Agnew was appointed to the board of the New York State Hospital for the Insane at Poughkeepsie in 1867; a 19 March letter from a Dr. Cleaveland informs that the other board members are solid except for a homeopathic doctor friend of the governor, but "we are sufficiently strong to manage this little pill doctor."
He was also appointed to the federal Board of Indian Commissioners in 1884. Included is his commission for this post, as well as a 38-page diary of a trip he took with the commissioners, 28 July to 22 August 1884. They visited the Kaw and Osage Agencies in Oklahoma Territory on 2 August, then on to Colorado City and El Paso, TX, and the Mescalero Apache Agency and Laguna in New Mexico before returning eastward. He concludes the diary with several pages of "Points for met'g of Bd of Indian Commissioners." He saw potential in compulsory schooling, and in the recruitment of Indians into segregated Army regiments. Interestingly, he thought both white and black soldiers would be bad influences, "as it is well known many of our recruits in the Army are persons unfit to aid in the elevation of those with whom they are associated." He supported Indian suffrage: "There are men in every tribe well fitted to be in Congress and to fill every office."

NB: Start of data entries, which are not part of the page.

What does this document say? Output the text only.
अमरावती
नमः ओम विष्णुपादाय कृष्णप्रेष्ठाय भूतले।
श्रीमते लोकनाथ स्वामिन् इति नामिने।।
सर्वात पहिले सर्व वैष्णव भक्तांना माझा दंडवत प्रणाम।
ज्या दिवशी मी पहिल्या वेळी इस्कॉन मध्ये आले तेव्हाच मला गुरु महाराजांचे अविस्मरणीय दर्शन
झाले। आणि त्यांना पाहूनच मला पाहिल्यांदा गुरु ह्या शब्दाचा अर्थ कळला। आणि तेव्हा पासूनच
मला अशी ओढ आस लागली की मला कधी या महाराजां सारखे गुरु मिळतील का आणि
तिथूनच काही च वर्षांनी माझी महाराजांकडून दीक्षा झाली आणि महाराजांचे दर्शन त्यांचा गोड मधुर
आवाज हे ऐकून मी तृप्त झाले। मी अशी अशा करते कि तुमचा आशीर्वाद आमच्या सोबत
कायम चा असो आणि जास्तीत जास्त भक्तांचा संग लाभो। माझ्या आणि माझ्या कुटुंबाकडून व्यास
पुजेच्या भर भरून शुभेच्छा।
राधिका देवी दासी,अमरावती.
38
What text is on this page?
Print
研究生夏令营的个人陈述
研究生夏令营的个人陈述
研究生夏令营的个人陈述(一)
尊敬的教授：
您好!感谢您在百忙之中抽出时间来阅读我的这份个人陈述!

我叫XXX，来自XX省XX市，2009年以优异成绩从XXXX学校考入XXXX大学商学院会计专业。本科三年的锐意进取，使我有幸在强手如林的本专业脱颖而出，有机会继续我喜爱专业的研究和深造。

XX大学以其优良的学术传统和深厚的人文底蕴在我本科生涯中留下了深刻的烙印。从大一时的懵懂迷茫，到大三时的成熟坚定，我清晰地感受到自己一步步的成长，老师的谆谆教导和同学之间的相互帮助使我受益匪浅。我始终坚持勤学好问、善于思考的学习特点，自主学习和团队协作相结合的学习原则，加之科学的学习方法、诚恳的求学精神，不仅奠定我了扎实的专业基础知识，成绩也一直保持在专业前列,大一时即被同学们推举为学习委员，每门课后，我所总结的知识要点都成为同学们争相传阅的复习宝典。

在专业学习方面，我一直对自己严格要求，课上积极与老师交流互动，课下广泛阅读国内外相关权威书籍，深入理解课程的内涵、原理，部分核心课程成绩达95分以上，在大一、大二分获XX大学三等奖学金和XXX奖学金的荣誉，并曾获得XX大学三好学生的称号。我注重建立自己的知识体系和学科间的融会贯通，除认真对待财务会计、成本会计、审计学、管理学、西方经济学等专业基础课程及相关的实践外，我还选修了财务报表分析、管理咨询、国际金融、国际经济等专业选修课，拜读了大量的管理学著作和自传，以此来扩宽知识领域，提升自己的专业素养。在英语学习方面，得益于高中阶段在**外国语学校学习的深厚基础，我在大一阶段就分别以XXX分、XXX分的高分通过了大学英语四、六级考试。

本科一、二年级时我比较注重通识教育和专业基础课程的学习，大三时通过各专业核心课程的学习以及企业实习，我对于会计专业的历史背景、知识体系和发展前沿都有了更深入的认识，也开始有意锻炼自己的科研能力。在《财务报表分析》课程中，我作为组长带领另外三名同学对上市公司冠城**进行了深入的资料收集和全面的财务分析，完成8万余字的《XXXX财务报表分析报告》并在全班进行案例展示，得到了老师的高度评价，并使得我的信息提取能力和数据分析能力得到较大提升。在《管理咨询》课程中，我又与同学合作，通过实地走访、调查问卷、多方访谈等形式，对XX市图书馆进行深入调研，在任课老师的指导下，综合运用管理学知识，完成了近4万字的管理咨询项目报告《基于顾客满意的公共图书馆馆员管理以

Dr. Agnew's other personal papers include his 1858 European passport and 1859 commission as surgeon-general of the New York State Militia; and papers regarding his service in the 1880 Electoral College.
Mary Nash Agnew's work as a Commissioner of Common Schools in New York is documented by numerous letters and documents from 1886 onward, including correspondence with Mayor Abram Hewitt. A congratulatory letter from the state's Women Suffrage Party on 18 November 1886 notes: "To secure such appointments has long been one of our aims."
The family had varied real estate investments. A folder relates to their investment in the Rugby Tennessee Company, including a large printed map. They also owned a cottage in remote Montauk, NY at the far eastern tip of Long Island (now a bustling resort area). Some of the daughters' letters are dated from Montauk, and a pair of 1905 letters from a neighbor discuss the complexity of running a phone line there.
The Agnews' noted artist son-in-law Allen Butler Talcott (1867-1908) is represented here by a long 1 May 1897 letter he wrote from Cordoba, Spain; an illustrated letter to his mother-in-law from a Lyme artist who had been bequeathed his art supplies; and a resolution upon his death by the Connecticut League of Art Students. We suspect additional mentions of him will be found in the unsorted family correspondence.
Among the printed ephemera are 4 copies of a printed slip for the "Audubon Society for the Protection of Birds," printed in its founding year in 1886, for members pledging not to kill or molest birds; along with a 4-page membership circular. This was the precursor of the modern Audubon Society founded in 1895.
We have examined only a tiny portion of the thousands of family letters offered in this archive, many of which remain still folded.